Et ils sont avides de désir et ces images tournent en eux et
ils se sentent sales
ils se sentent coupés en deux,
humiliés par leur propre désir qui est devenu en quelques jours si bestial, jouissant même de la violence, du pouvoir, de la possession abjecte sur le corps féminin…
On suit avec douleur la coupure intérieure de ce garçon, entre avidité et dégoût,
et puis soudain
cette scène bouleversante
où le jeune s’apaise par un poème de Baudelaire
où le désir du féminin soudain devient
enfin
empli de dévotion
C’est de cette dévotion dont ils ont soif, ces garçons ébranlés par le désir nouveau.
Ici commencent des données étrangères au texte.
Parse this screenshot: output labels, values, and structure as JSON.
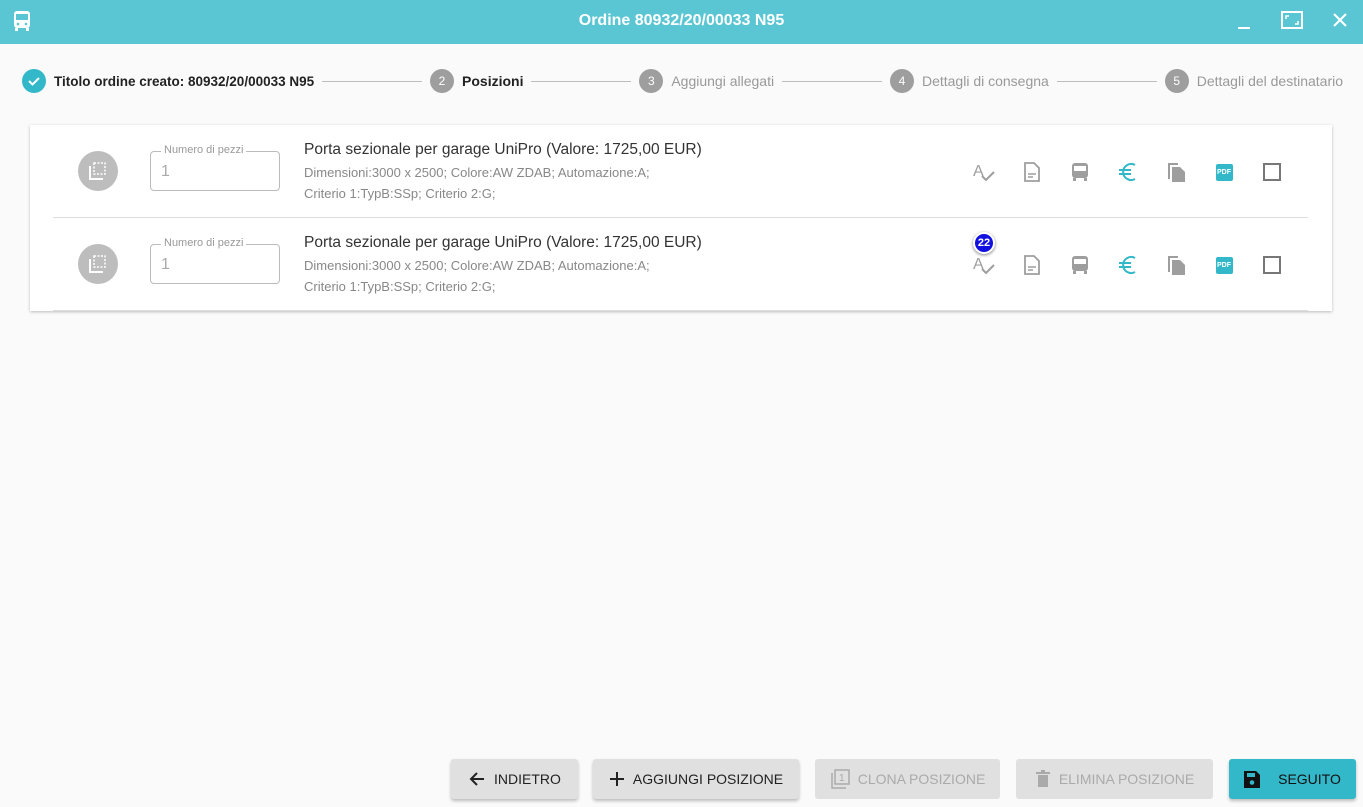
{
  "window": {
    "title": "Ordine 80932/20/00033 N95"
  },
  "stepper": [
    {
      "num": "✓",
      "label": "Titolo ordine creato: 80932/20/00033 N95"
    },
    {
      "num": "2",
      "label": "Posizioni"
    },
    {
      "num": "3",
      "label": "Aggiungi allegati"
    },
    {
      "num": "4",
      "label": "Dettagli di consegna"
    },
    {
      "num": "5",
      "label": "Dettagli del destinatario"
    }
  ],
  "positions": [
    {
      "qty_label": "Numero di pezzi",
      "qty": "1",
      "title": "Porta sezionale per garage UniPro (Valore: 1725,00 EUR)",
      "details1": "Dimensioni:3000 x 2500; Colore:AW ZDAB; Automazione:A;",
      "details2": "Criterio 1:TypB:SSp; Criterio 2:G;"
    },
    {
      "qty_label": "Numero di pezzi",
      "qty": "1",
      "title": "Porta sezionale per garage UniPro (Valore: 1725,00 EUR)",
      "details1": "Dimensioni:3000 x 2500; Colore:AW ZDAB; Automazione:A;",
      "details2": "Criterio 1:TypB:SSp; Criterio 2:G;",
      "badge": "22"
    }
  ],
  "pdf_label": "PDF",
  "buttons": {
    "back": "INDIETRO",
    "add": "AGGIUNGI POSIZIONE",
    "clone": "CLONA POSIZIONE",
    "delete": "ELIMINA POSIZIONE",
    "next": "SEGUITO"
  },
  "colors": {
    "accent": "#33b8c9",
    "header": "#5bc6d3",
    "badge": "#1010e0"
  }
}
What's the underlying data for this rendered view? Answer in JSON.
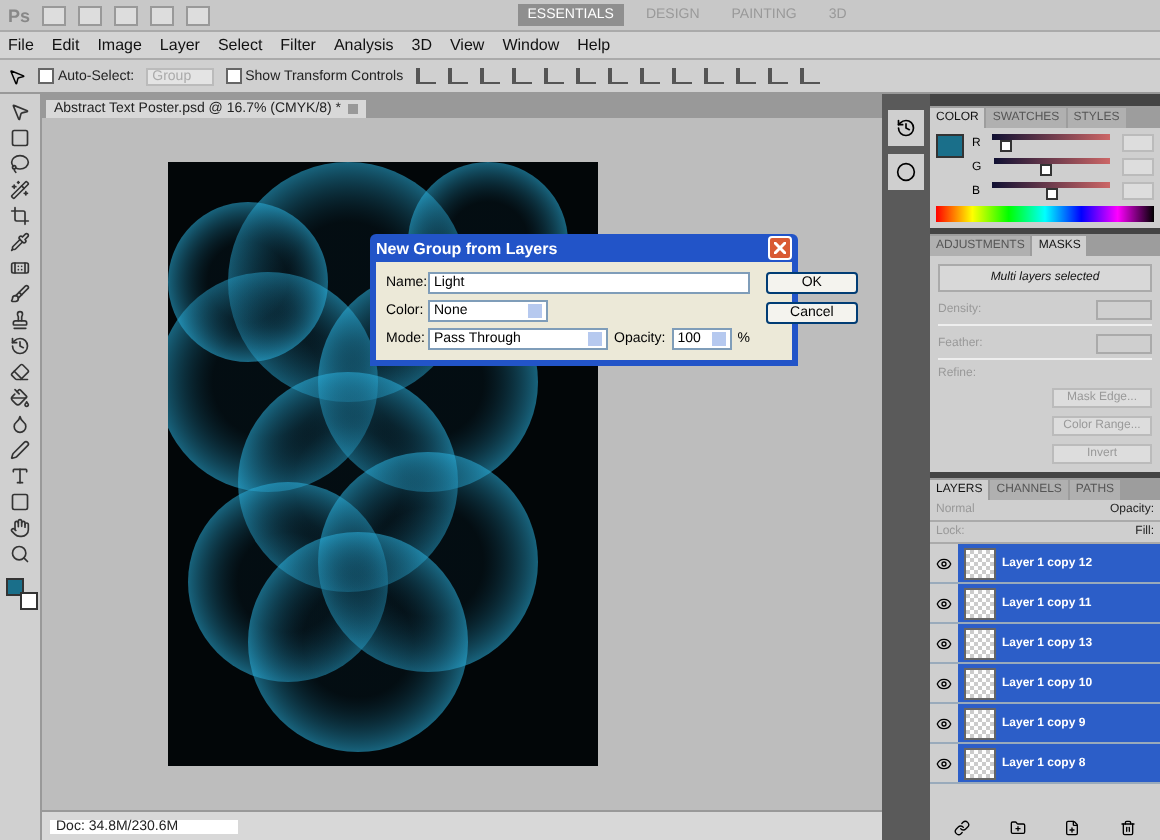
{
  "app_bar": {
    "logo": "Ps",
    "workspaces": [
      {
        "label": "ESSENTIALS",
        "selected": true
      },
      {
        "label": "DESIGN",
        "selected": false
      },
      {
        "label": "PAINTING",
        "selected": false
      },
      {
        "label": "3D",
        "selected": false
      }
    ]
  },
  "menu": [
    "File",
    "Edit",
    "Image",
    "Layer",
    "Select",
    "Filter",
    "Analysis",
    "3D",
    "View",
    "Window",
    "Help"
  ],
  "options_bar": {
    "auto_select": {
      "label": "Auto-Select:",
      "checked": false
    },
    "auto_select_target": "Group",
    "show_transform": {
      "label": "Show Transform Controls",
      "checked": false
    }
  },
  "document": {
    "tab": "Abstract Text Poster.psd @ 16.7% (CMYK/8) *",
    "status": "Doc: 34.8M/230.6M"
  },
  "dialog": {
    "title": "New Group from Layers",
    "name_label": "Name:",
    "name_value": "Light",
    "color_label": "Color:",
    "color_value": "None",
    "mode_label": "Mode:",
    "mode_value": "Pass Through",
    "opacity_label": "Opacity:",
    "opacity_value": "100",
    "opacity_unit": "%",
    "buttons": [
      "OK",
      "Cancel"
    ]
  },
  "color_panel": {
    "tabs": [
      {
        "label": "COLOR",
        "selected": true
      },
      {
        "label": "SWATCHES",
        "selected": false
      },
      {
        "label": "STYLES",
        "selected": false
      }
    ],
    "sliders": [
      {
        "label": "R",
        "level": 0.12
      },
      {
        "label": "G",
        "level": 0.45
      },
      {
        "label": "B",
        "level": 0.5
      }
    ]
  },
  "masks_panel": {
    "tabs": [
      {
        "label": "ADJUSTMENTS",
        "selected": false
      },
      {
        "label": "MASKS",
        "selected": true
      }
    ],
    "message": "Multi layers selected",
    "fields": [
      "Density:",
      "Feather:"
    ],
    "refine_label": "Refine:",
    "buttons": [
      "Mask Edge...",
      "Color Range...",
      "Invert"
    ]
  },
  "layers_panel": {
    "tabs": [
      {
        "label": "LAYERS",
        "selected": true
      },
      {
        "label": "CHANNELS",
        "selected": false
      },
      {
        "label": "PATHS",
        "selected": false
      }
    ],
    "blend_mode": "Normal",
    "opacity_label": "Opacity:",
    "lock_label": "Lock:",
    "fill_label": "Fill:",
    "layers": [
      {
        "name": "Layer 1 copy 12",
        "selected": true,
        "visible": true
      },
      {
        "name": "Layer 1 copy 11",
        "selected": true,
        "visible": true
      },
      {
        "name": "Layer 1 copy 13",
        "selected": true,
        "visible": true
      },
      {
        "name": "Layer 1 copy 10",
        "selected": true,
        "visible": true
      },
      {
        "name": "Layer 1 copy 9",
        "selected": true,
        "visible": true
      },
      {
        "name": "Layer 1 copy 8",
        "selected": true,
        "visible": true
      }
    ]
  }
}
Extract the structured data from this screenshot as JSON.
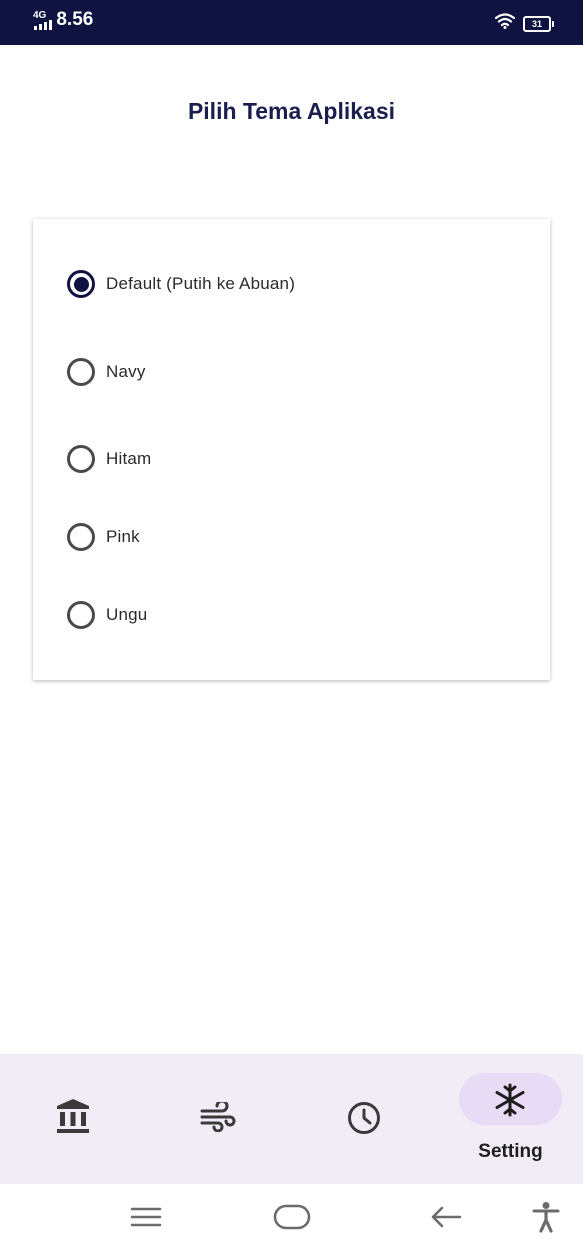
{
  "status_bar": {
    "network": "4G",
    "time": "8.56",
    "battery": "31"
  },
  "page": {
    "title": "Pilih Tema Aplikasi"
  },
  "theme_options": [
    {
      "label": "Default (Putih ke Abuan)",
      "selected": true
    },
    {
      "label": "Navy",
      "selected": false
    },
    {
      "label": "Hitam",
      "selected": false
    },
    {
      "label": "Pink",
      "selected": false
    },
    {
      "label": "Ungu",
      "selected": false
    }
  ],
  "bottom_nav": {
    "items": [
      {
        "icon": "bank-icon"
      },
      {
        "icon": "wind-icon"
      },
      {
        "icon": "clock-icon"
      },
      {
        "icon": "snowflake-icon",
        "label": "Setting",
        "active": true
      }
    ]
  },
  "system_nav": {
    "icons": [
      "menu-icon",
      "home-icon",
      "back-icon",
      "accessibility-icon"
    ]
  },
  "colors": {
    "status_bar": "#0e1342",
    "accent": "#0e1342",
    "title": "#1b1f4e",
    "nav_background": "#f2ecf7",
    "nav_active_pill": "#e7dbf5"
  }
}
C’est cette dévotion qui sait les faire désirer le féminin sans se détester eux-mêmes.
C’est cette dévotion qui leur est refusée dans tout ce qui est vulgaire, que ça leur vienne de leurs pairs ou du porno ou de leur imagination déjà abîmé…
C’est cette dévotion qui est impossible dans tout le désir déshumanisé pour des parties du corps de la femme, ou pour son corps entier mais détaché du réel, du battement intime de son cœur…
Sa grand-mère a compris
et elle lui lit un poème sur une femme
et voilà que ça guérit tout cela
une femme qui est là
une
entière
dans un jardin
cette présence tranquille, humaine,
du féminin dans une chaude journée d’automne,
et la dévotion douce dans le cœur de l’homme qui regarde
le désir presque cosmique pour cette femme qui est là et pour tout ce qui vient avec elle : le paysage, la douceur, la beauté à couper le souffle, la force de cette présence si intime et si autre à la fois, la proximité du tout-autre, d’un être humain si autre qui se manifeste dans un corps si autre et envoutant de douceur…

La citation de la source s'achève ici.